Blocking a nerve-cell receptor in part of the brain that coordinates movement could improve the treatment of Parkinson’s disease, dyskinesia and other movement disorders, researchers at Vanderbilt University have reported.
Their findings, published recently in the journal Neuron, focus on M4, a subtype of the muscarinic acetylcholine family of nerve cell (neuron) receptors activated by binding the neurotransmitter acetylcholine.
The Vanderbilt scientists found that M4 neurons project into the substantia nigra pars reticulata, a small structure near the base of the brain important in regulating movement. Here M4 receptor activation opposes signaling by another class of receptors that binds the neurotransmitter dopamine.

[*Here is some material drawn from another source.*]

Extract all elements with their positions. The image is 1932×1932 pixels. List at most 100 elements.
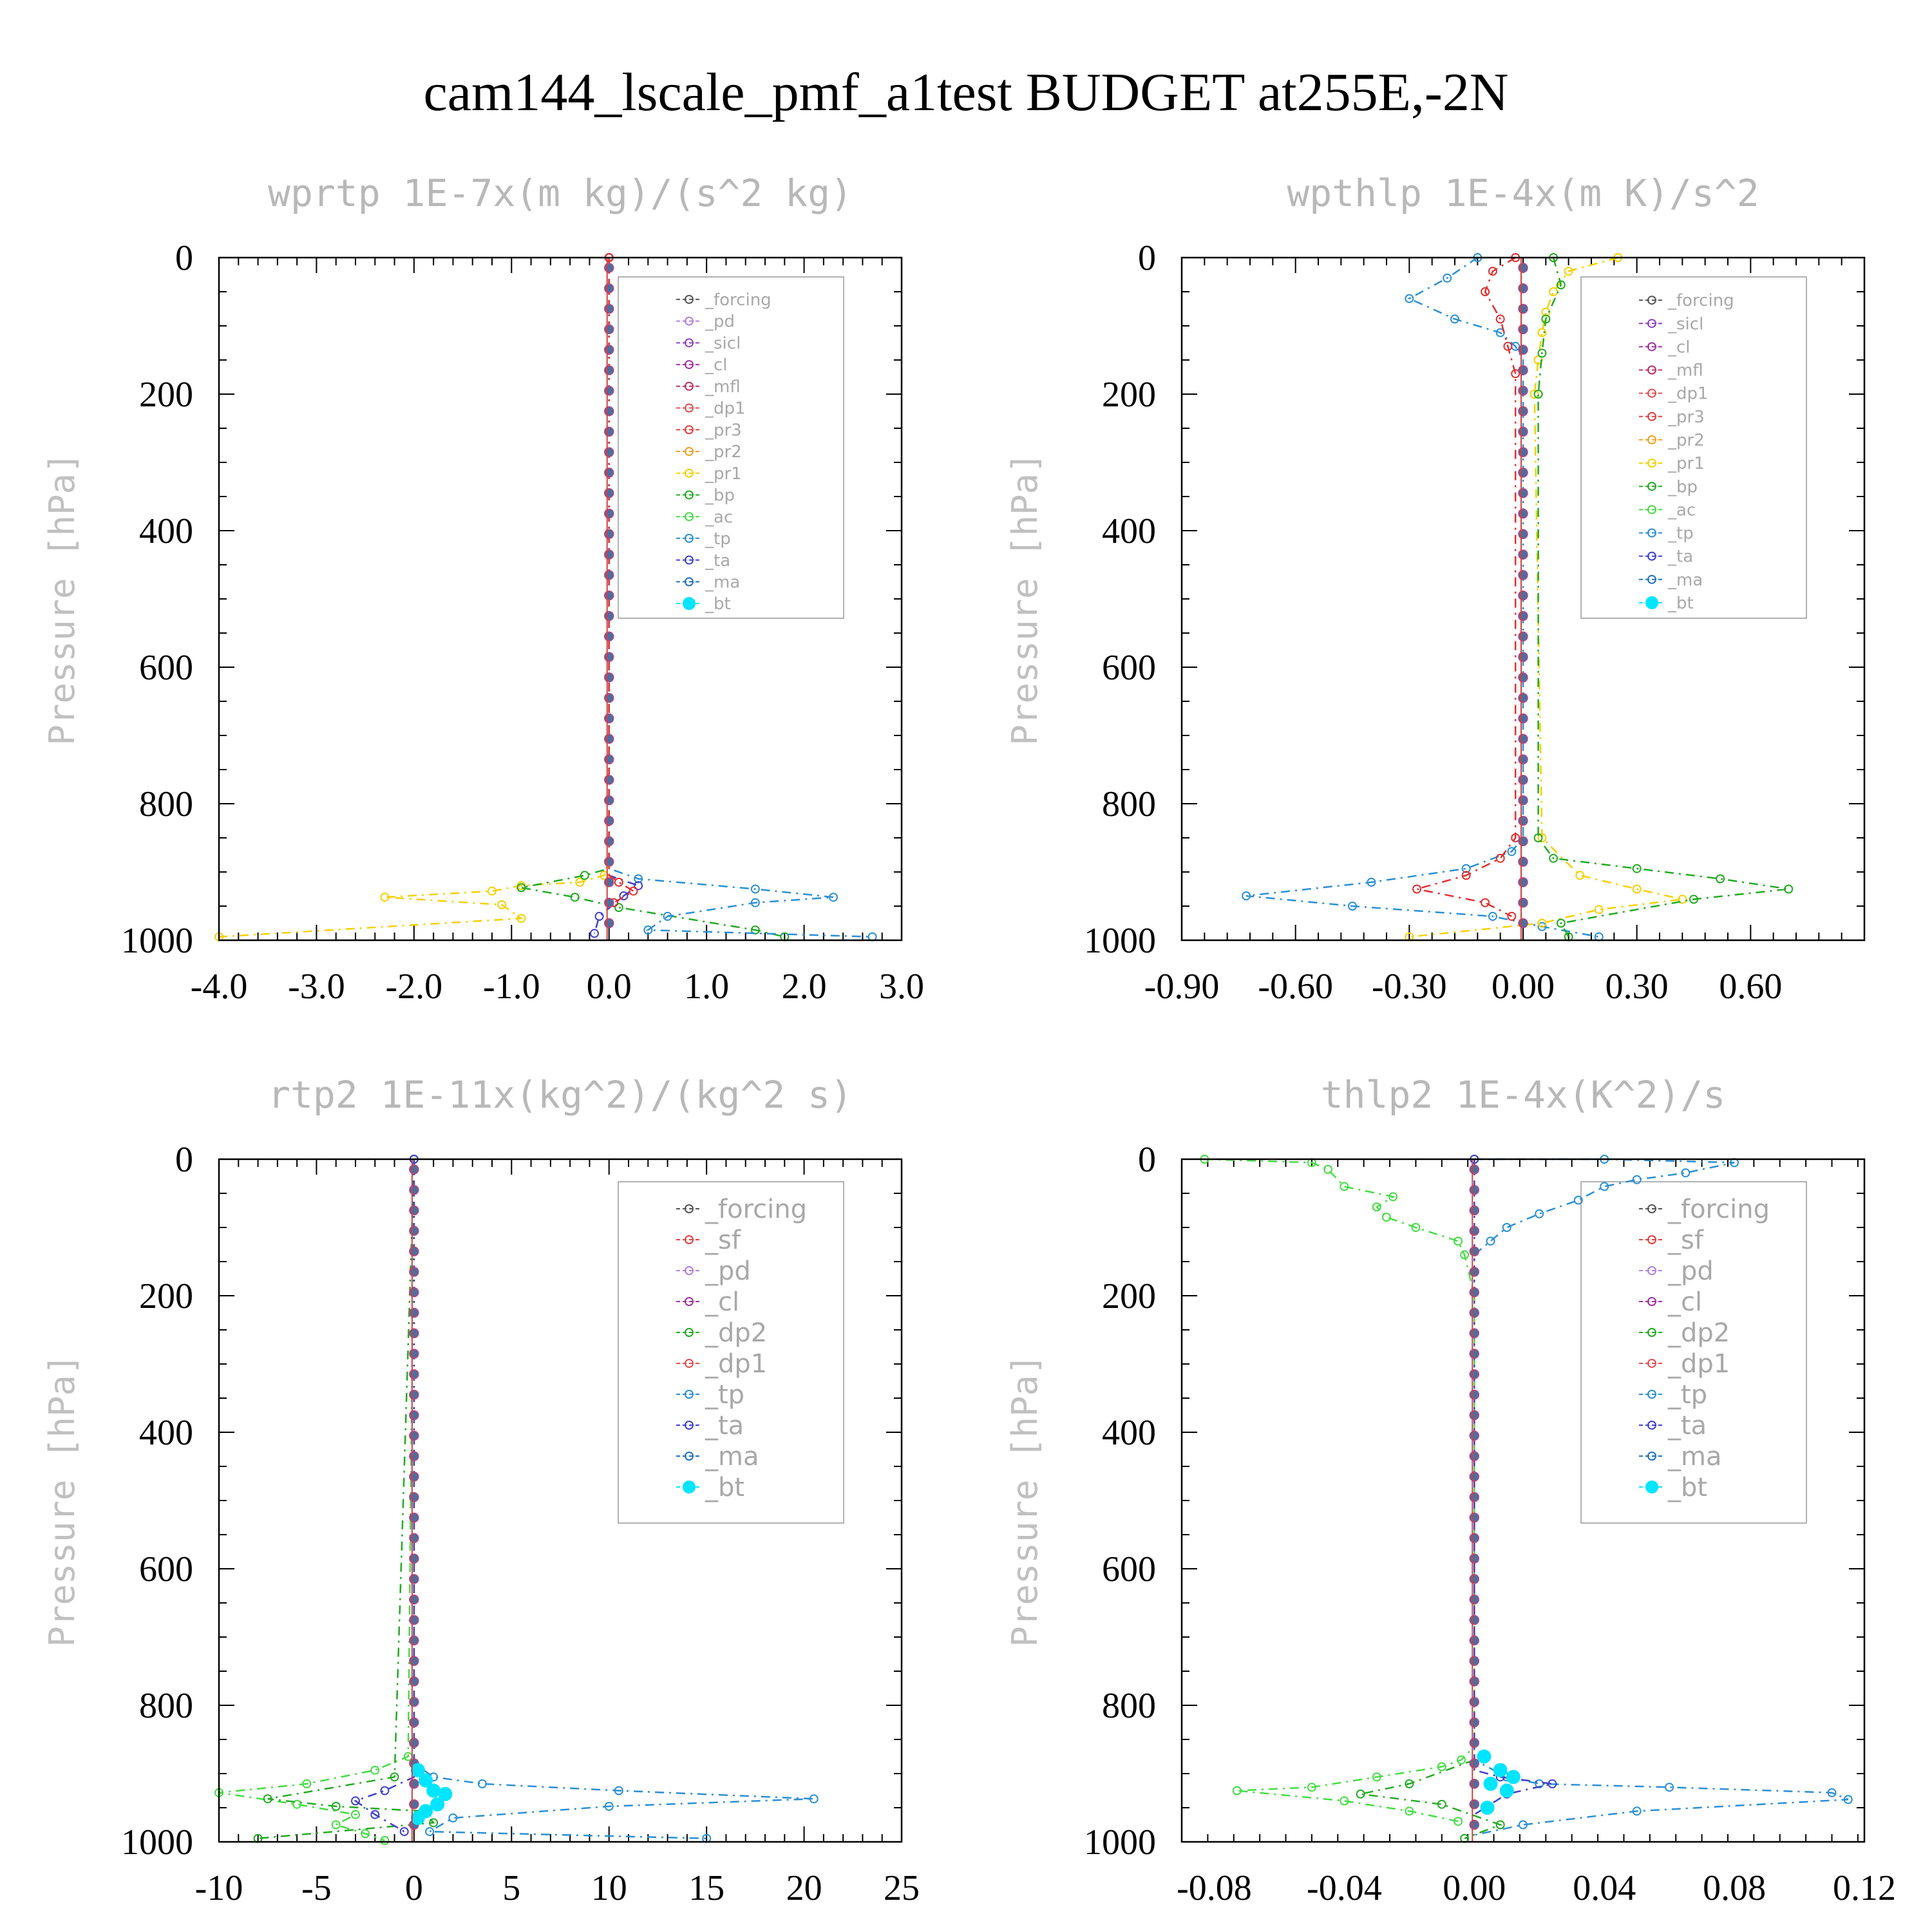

When, in Parkinson’s disease, dopamine-producing neurons begin to die off, the opposing action of M4 neurons can suppress dopamine signaling even further.
Drugs called M4 selective antagonists, which selectively block the M4 receptor, thus may relieve symptoms of the disease.
“M4 muscarinic receptor activation has a much more pivotal role in controlling dopamine signaling than we thought,” said the paper’s corresponding author, P. Jeffrey Conn, PhD.
This finding “gives much greater strength to the notion that we could use M4 selective antagonists to treat Parkinson’s disease,” he said.
Drugs that block muscarinic acetylcholine receptors can relieve symptoms of Parkinson’s disease including tremors and muscle rigidity. But because they block the whole muscarinic acetylcholine family of receptors, these drugs cause adverse side effects patients can’t tolerate, said Conn, who directs the Vanderbilt Center for Neuroscience Drug Discovery.
For years L-DOPA, a precursor to dopamine that can replenish the brain’s supply of the neurotransmitter, has been the main treatment for Parkinson’s disease. But L-DOPA is not without its side effects, either.
The identification of different subtypes of the muscarinic acetylcholine receptor raised the possibility of selectively targeting treatment in a way that avoids unwanted side effects.
Conn and his colleagues have been developing potential drugs called positive allosteric modulators that can boost the activity of the M4 receptor like the dimmer in an electrical circuit.
“In schizophrenia there’s excessive dopamine transmission,” he said. “We’ve studying M4 as a way to dampen dopamine function in schizophrenia patients. It’s actually those studies that led us to develop these insights into M4 regulation of dopamine signaling” in movement disorders.
“We used genetic approaches and now have very selective compounds that have anti-parkinsonian activity in animal models,” said Conn, the Lee E. Limbird Professor of Pharmacology in the School of Medicine.
“We’ve shown that with the first one. Now we have much better compounds that we’re going to follow.”
The study published in Neuron was led by Mark Moehle, PhD, and Tristano Pancani, PhD, research fellows in Conn’s lab.
Vanderbilt faculty members who contributed to the research were Jerri Rook, PhD, Craig Lindsley, PhD, Carrie Jones, PhD, Colleen Niswender, PhD, Zixiu Xiang, PhD, and Nellie Byun, PhD.
The research was supported by the Dystonia Medical Research Foundation and National Institutes of Health grants MH073676 and NS031373, and the drug discovery work by the Michael J. Fox Foundation for Parkinson’s Research.